Molly-the-dog was our little Jack Russell terrier. We had her in our lives from six weeks after her birth on August 16, 1995 to the day we put her to sleep on November 19, 2011.

This blog is my memory of her and the sixteen years she shared with us.

The idea of having a dog had been in my head since I was a kid. We had dogs - dachshunds - from around the time I was six to the time my parents died many years later.  

But, when I was a young adult living with the other young adult - Bruce - I'd hooked up with early on, life was too uncertain, living arrangements too temporary, to think about having a dog.

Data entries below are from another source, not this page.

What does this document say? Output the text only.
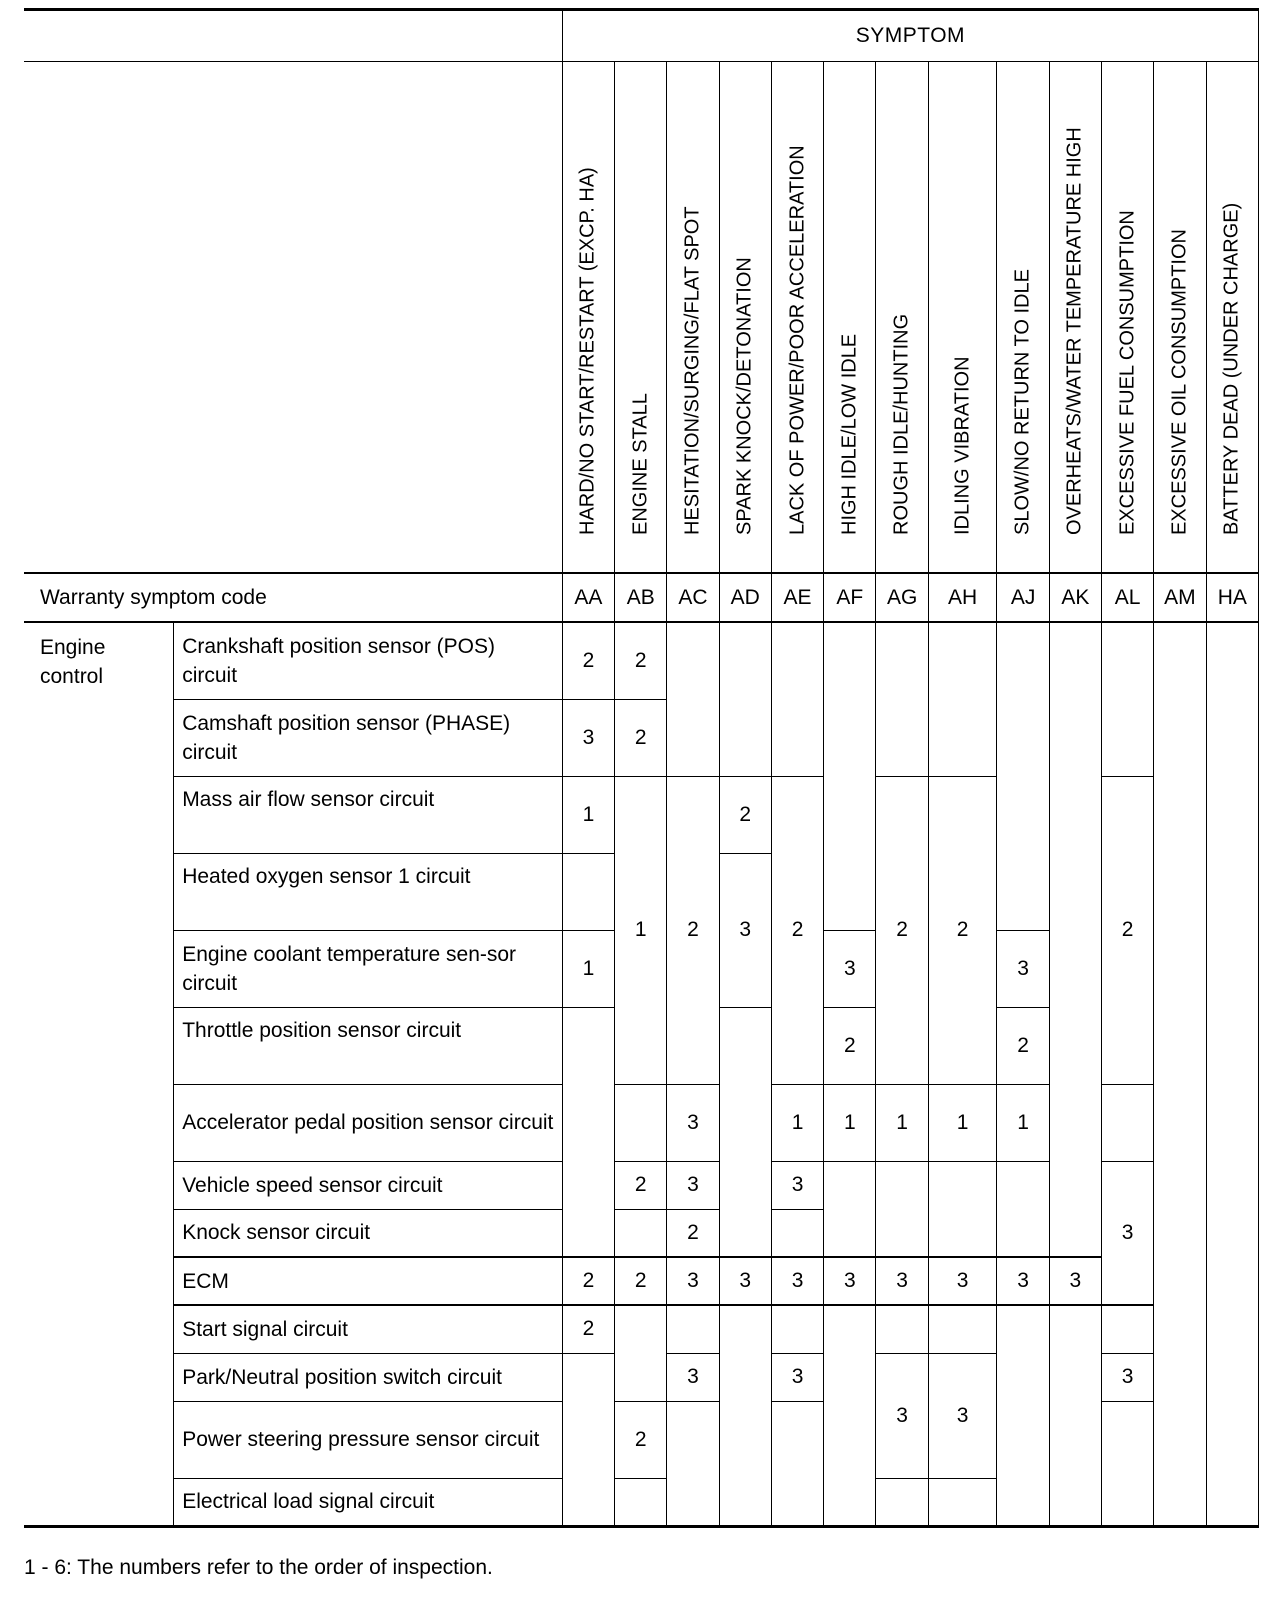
		SYMPTOM												

		HARD/NO START/RESTART (EXCP. HA)	ENGINE STALL	HESITATION/SURGING/FLAT SPOT	SPARK KNOCK/DETONATION	LACK OF POWER/POOR ACCELERATION	HIGH IDLE/LOW IDLE	ROUGH IDLE/HUNTING	IDLING VIBRATION	SLOW/NO RETURN TO IDLE	OVERHEATS/WATER TEMPERATURE HIGH	EXCESSIVE FUEL CONSUMPTION	EXCESSIVE OIL CONSUMPTION	BATTERY DEAD (UNDER CHARGE)

Warranty symptom code		AA	AB	AC	AD	AE	AF	AG	AH	AJ	AK	AL	AM	HA
Engine control	Crankshaft position sensor (POS) circuit	2	2											
	Camshaft position sensor (PHASE) circuit	3	2											
	Mass air flow sensor circuit	1	1	2	2	2		2	2			2		
	Heated oxygen sensor 1 circuit				3									
	Engine coolant temperature sen-sor circuit	1					3			3				
	Throttle position sensor circuit						2			2				
	Accelerator pedal position sensor circuit			3		1	1	1	1	1				
	Vehicle speed sensor circuit		2	3		3						3		
	Knock sensor circuit			2										
	ECM	2	2	3	3	3	3	3	3	3	3			
	Start signal circuit	2												
	Park/Neutral position switch circuit			3		3		3	3			3		
	Power steering pressure sensor circuit		2											
	Electrical load signal circuit													
1 - 6: The numbers refer to the order of inspection.
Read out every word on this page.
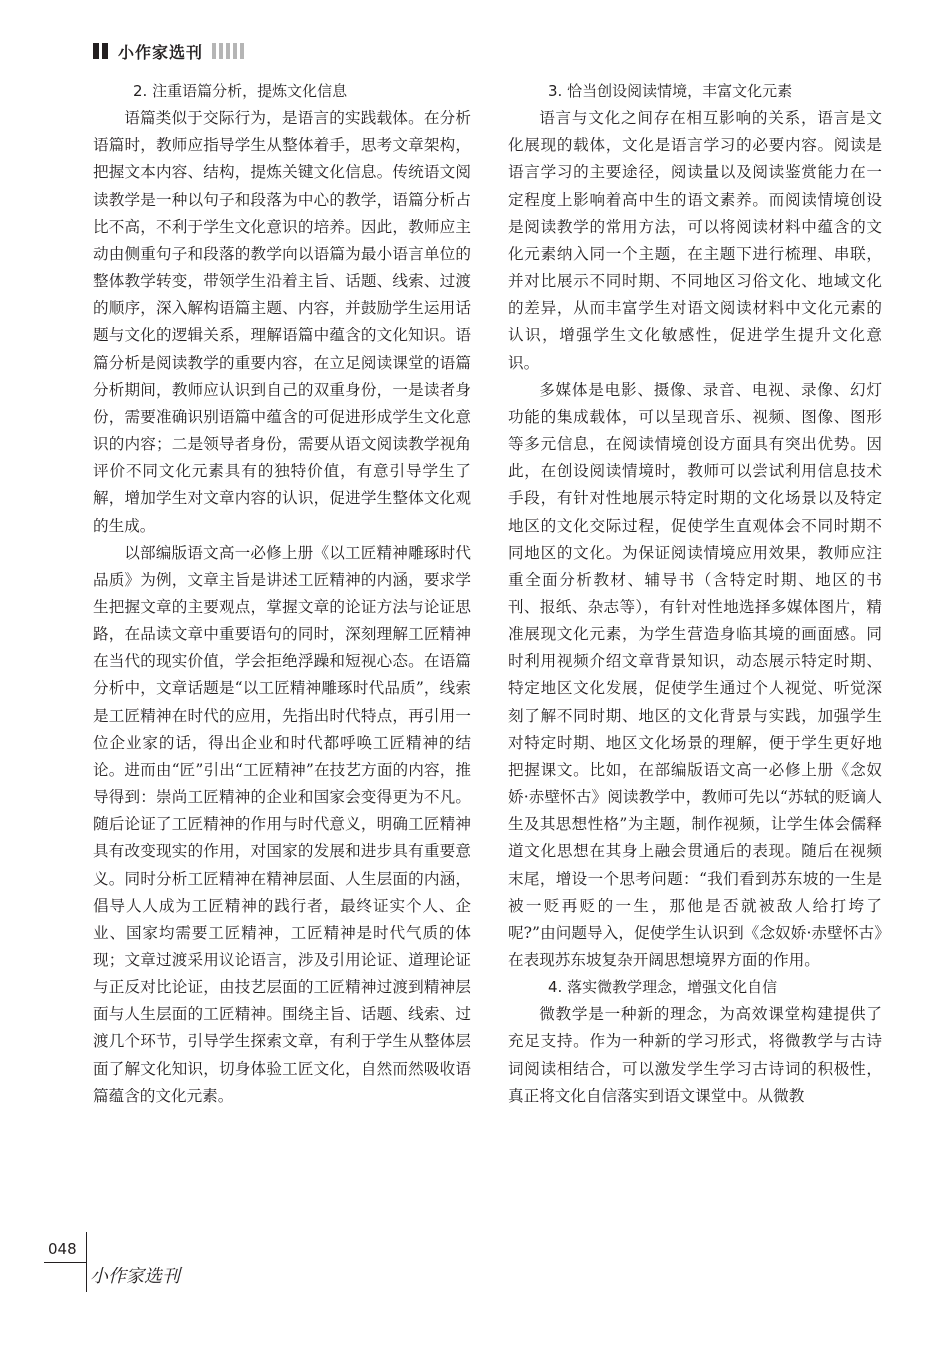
小作家选刊
2. 注重语篇分析，提炼文化信息

语篇类似于交际行为，是语言的实践载体。在分析语篇时，教师应指导学生从整体着手，思考文章架构，把握文本内容、结构，提炼关键文化信息。传统语文阅读教学是一种以句子和段落为中心的教学，语篇分析占比不高，不利于学生文化意识的培养。因此，教师应主动由侧重句子和段落的教学向以语篇为最小语言单位的整体教学转变，带领学生沿着主旨、话题、线索、过渡的顺序，深入解构语篇主题、内容，并鼓励学生运用话题与文化的逻辑关系，理解语篇中蕴含的文化知识。语篇分析是阅读教学的重要内容，在立足阅读课堂的语篇分析期间，教师应认识到自己的双重身份，一是读者身份，需要准确识别语篇中蕴含的可促进形成学生文化意识的内容；二是领导者身份，需要从语文阅读教学视角评价不同文化元素具有的独特价值，有意引导学生了解，增加学生对文章内容的认识，促进学生整体文化观的生成。

以部编版语文高一必修上册《以工匠精神雕琢时代品质》为例，文章主旨是讲述工匠精神的内涵，要求学生把握文章的主要观点，掌握文章的论证方法与论证思路，在品读文章中重要语句的同时，深刻理解工匠精神在当代的现实价值，学会拒绝浮躁和短视心态。在语篇分析中，文章话题是“以工匠精神雕琢时代品质”，线索是工匠精神在时代的应用，先指出时代特点，再引用一位企业家的话，得出企业和时代都呼唤工匠精神的结论。进而由“匠”引出“工匠精神”在技艺方面的内容，推导得到：崇尚工匠精神的企业和国家会变得更为不凡。随后论证了工匠精神的作用与时代意义，明确工匠精神具有改变现实的作用，对国家的发展和进步具有重要意义。同时分析工匠精神在精神层面、人生层面的内涵，倡导人人成为工匠精神的践行者，最终证实个人、企业、国家均需要工匠精神，工匠精神是时代气质的体现；文章过渡采用议论语言，涉及引用论证、道理论证与正反对比论证，由技艺层面的工匠精神过渡到精神层面与人生层面的工匠精神。围绕主旨、话题、线索、过渡几个环节，引导学生探索文章，有利于学生从整体层面了解文化知识，切身体验工匠文化，自然而然吸收语篇蕴含的文化元素。

3. 恰当创设阅读情境，丰富文化元素

语言与文化之间存在相互影响的关系，语言是文化展现的载体，文化是语言学习的必要内容。阅读是语言学习的主要途径，阅读量以及阅读鉴赏能力在一定程度上影响着高中生的语文素养。而阅读情境创设是阅读教学的常用方法，可以将阅读材料中蕴含的文化元素纳入同一个主题，在主题下进行梳理、串联，并对比展示不同时期、不同地区习俗文化、地域文化的差异，从而丰富学生对语文阅读材料中文化元素的认识，增强学生文化敏感性，促进学生提升文化意识。

多媒体是电影、摄像、录音、电视、录像、幻灯功能的集成载体，可以呈现音乐、视频、图像、图形等多元信息，在阅读情境创设方面具有突出优势。因此，在创设阅读情境时，教师可以尝试利用信息技术手段，有针对性地展示特定时期的文化场景以及特定地区的文化交际过程，促使学生直观体会不同时期不同地区的文化。为保证阅读情境应用效果，教师应注重全面分析教材、辅导书（含特定时期、地区的书刊、报纸、杂志等），有针对性地选择多媒体图片，精准展现文化元素，为学生营造身临其境的画面感。同时利用视频介绍文章背景知识，动态展示特定时期、特定地区文化发展，促使学生通过个人视觉、听觉深刻了解不同时期、地区的文化背景与实践，加强学生对特定时期、地区文化场景的理解，便于学生更好地把握课文。比如，在部编版语文高一必修上册《念奴娇·赤壁怀古》阅读教学中，教师可先以“苏轼的贬谪人生及其思想性格”为主题，制作视频，让学生体会儒释道文化思想在其身上融会贯通后的表现。随后在视频末尾，增设一个思考问题：“我们看到苏东坡的一生是被一贬再贬的一生，那他是否就被敌人给打垮了呢?”由问题导入，促使学生认识到《念奴娇·赤壁怀古》在表现苏东坡复杂开阔思想境界方面的作用。

4. 落实微教学理念，增强文化自信

微教学是一种新的理念，为高效课堂构建提供了充足支持。作为一种新的学习形式，将微教学与古诗词阅读相结合，可以激发学生学习古诗词的积极性，真正将文化自信落实到语文课堂中。从微教

048
小作家选刊
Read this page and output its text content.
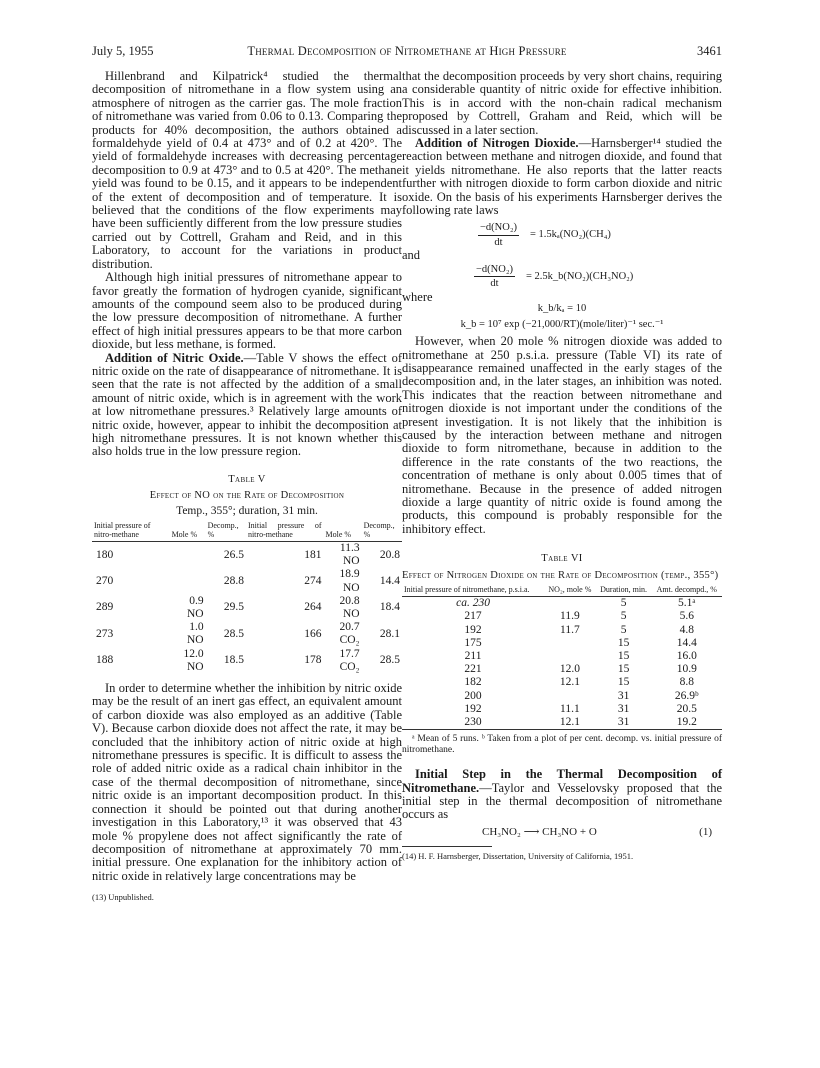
July 5, 1955	Thermal Decomposition of Nitromethane at High Pressure	3461

Hillenbrand and Kilpatrick⁴ studied the thermal decomposition of nitromethane in a flow system using an atmosphere of nitrogen as the carrier gas. The mole fraction of nitromethane was varied from 0.06 to 0.13. Comparing the products for 40% decomposition, the authors obtained a formaldehyde yield of 0.4 at 473° and of 0.2 at 420°. The yield of formaldehyde increases with decreasing percentage decomposition to 0.9 at 473° and to 0.5 at 420°. The methane yield was found to be 0.15, and it appears to be independent of the extent of decomposition and of temperature. It is believed that the conditions of the flow experiments may have been sufficiently different from the low pressure studies carried out by Cottrell, Graham and Reid, and in this Laboratory, to account for the variations in product distribution.

Although high initial pressures of nitromethane appear to favor greatly the formation of hydrogen cyanide, significant amounts of the compound seem also to be produced during the low pressure decomposition of nitromethane. A further effect of high initial pressures appears to be that more carbon dioxide, but less methane, is formed.

Addition of Nitric Oxide.—Table V shows the effect of nitric oxide on the rate of disappearance of nitromethane. It is seen that the rate is not affected by the addition of a small amount of nitric oxide, which is in agreement with the work at low nitromethane pressures.³ Relatively large amounts of nitric oxide, however, appear to inhibit the decomposition at high nitromethane pressures. It is not known whether this also holds true in the low pressure region.

Table V
Effect of NO on the Rate of Decomposition
Temp., 355°; duration, 31 min.
Initial pressure of nitro-methane	Mole %	Decomp., %	Initial pressure of nitro-methane	Mole %	Decomp., %
180		26.5	181	11.3 NO	20.8
270		28.8	274	18.9 NO	14.4
289	0.9 NO	29.5	264	20.8 NO	18.4
273	1.0 NO	28.5	166	20.7 CO₂	28.1
188	12.0 NO	18.5	178	17.7 CO₂	28.5

In order to determine whether the inhibition by nitric oxide may be the result of an inert gas effect, an equivalent amount of carbon dioxide was also employed as an additive (Table V). Because carbon dioxide does not affect the rate, it may be concluded that the inhibitory action of nitric oxide at high nitromethane pressures is specific. It is difficult to assess the role of added nitric oxide as a radical chain inhibitor in the case of the thermal decomposition of nitromethane, since nitric oxide is an important decomposition product. In this connection it should be pointed out that during another investigation in this Laboratory,¹³ it was observed that 43 mole % propylene does not affect significantly the rate of decomposition of nitromethane at approximately 70 mm. initial pressure. One explanation for the inhibitory action of nitric oxide in relatively large concentrations may be

(13) Unpublished.

that the decomposition proceeds by very short chains, requiring a considerable quantity of nitric oxide for effective inhibition. This is in accord with the non-chain radical mechanism proposed by Cottrell, Graham and Reid, which will be discussed in a later section.

Addition of Nitrogen Dioxide.—Harnsberger¹⁴ studied the reaction between methane and nitrogen dioxide, and found that it yields nitromethane. He also reports that the latter reacts further with nitrogen dioxide to form carbon dioxide and nitric oxide. On the basis of his experiments Harnsberger derives the following rate laws

$\frac{\text{−d(NO₂)}}{dt} = 1.5k_a(NO_2)(CH_4)$
and
$\frac{\text{−d(NO₂)}}{dt}$ = 2.5k_b(NO₂)(CH₃NO₂)
where
k_b/kₐ = 10
k_b = 10⁷ exp (−21,000/RT)(mole/liter)⁻¹ sec.⁻¹

However, when 20 mole % nitrogen dioxide was added to nitromethane at 250 p.s.i.a. pressure (Table VI) its rate of disappearance remained unaffected in the early stages of the decomposition and, in the later stages, an inhibition was noted. This indicates that the reaction between nitromethane and nitrogen dioxide is not important under the conditions of the present investigation. It is not likely that the inhibition is caused by the interaction between methane and nitrogen dioxide to form nitromethane, because in addition to the difference in the rate constants of the two reactions, the concentration of methane is only about 0.005 times that of nitromethane. Because in the presence of added nitrogen dioxide a large quantity of nitric oxide is found among the products, this compound is probably responsible for the inhibitory effect.

Table VI
Effect of Nitrogen Dioxide on the Rate of Decomposition (temp., 355°)
Initial pressure of nitromethane, p.s.i.a.	NO₂, mole %	Duration, min.	Amt. decompd., %
ca. 230		5	5.1ᵃ
217	11.9	5	5.6
192	11.7	5	4.8
175		15	14.4
211		15	16.0
221	12.0	15	10.9
182	12.1	15	8.8
200		31	26.9ᵇ
192	11.1	31	20.5
230	12.1	31	19.2
ᵃ Mean of 5 runs. ᵇ Taken from a plot of per cent. decomp. vs. initial pressure of nitromethane.

Initial Step in the Thermal Decomposition of Nitromethane.—Taylor and Vesselovsky proposed that the initial step in the thermal decomposition of nitromethane occurs as

CH₃NO₂ ⟶ CH₃NO + O	(1)
(14) H. F. Harnsberger, Dissertation, University of California, 1951.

This is not to say I didn't have the conversation with Bruce, many times, about having a child together - or, failing that, a dog.

Then I made the decision, late in the 80's, that if I wasn't going to have kids, then I could go to law school, which I did, from 1990-1993. I served my articles at a legal aid clinic dedicated to environmental law, wrote the bar admission course and... after that, descended into a well of underemployment, loneliness and dreadful uncertainty.  There wasn't a lot of work for baby environmental lawyers then (or now for that matter).

But, I had a few clients, one of whom ran a kennel where she raised, among other breeds, Jack Russell terriers. Only half-joking one day, I told my client I'd take a puppy in lieu of one month's billing.

And so we came to have our little dog. Molly was the last-born and the runt of the litter of four, born to Maggie and Chief.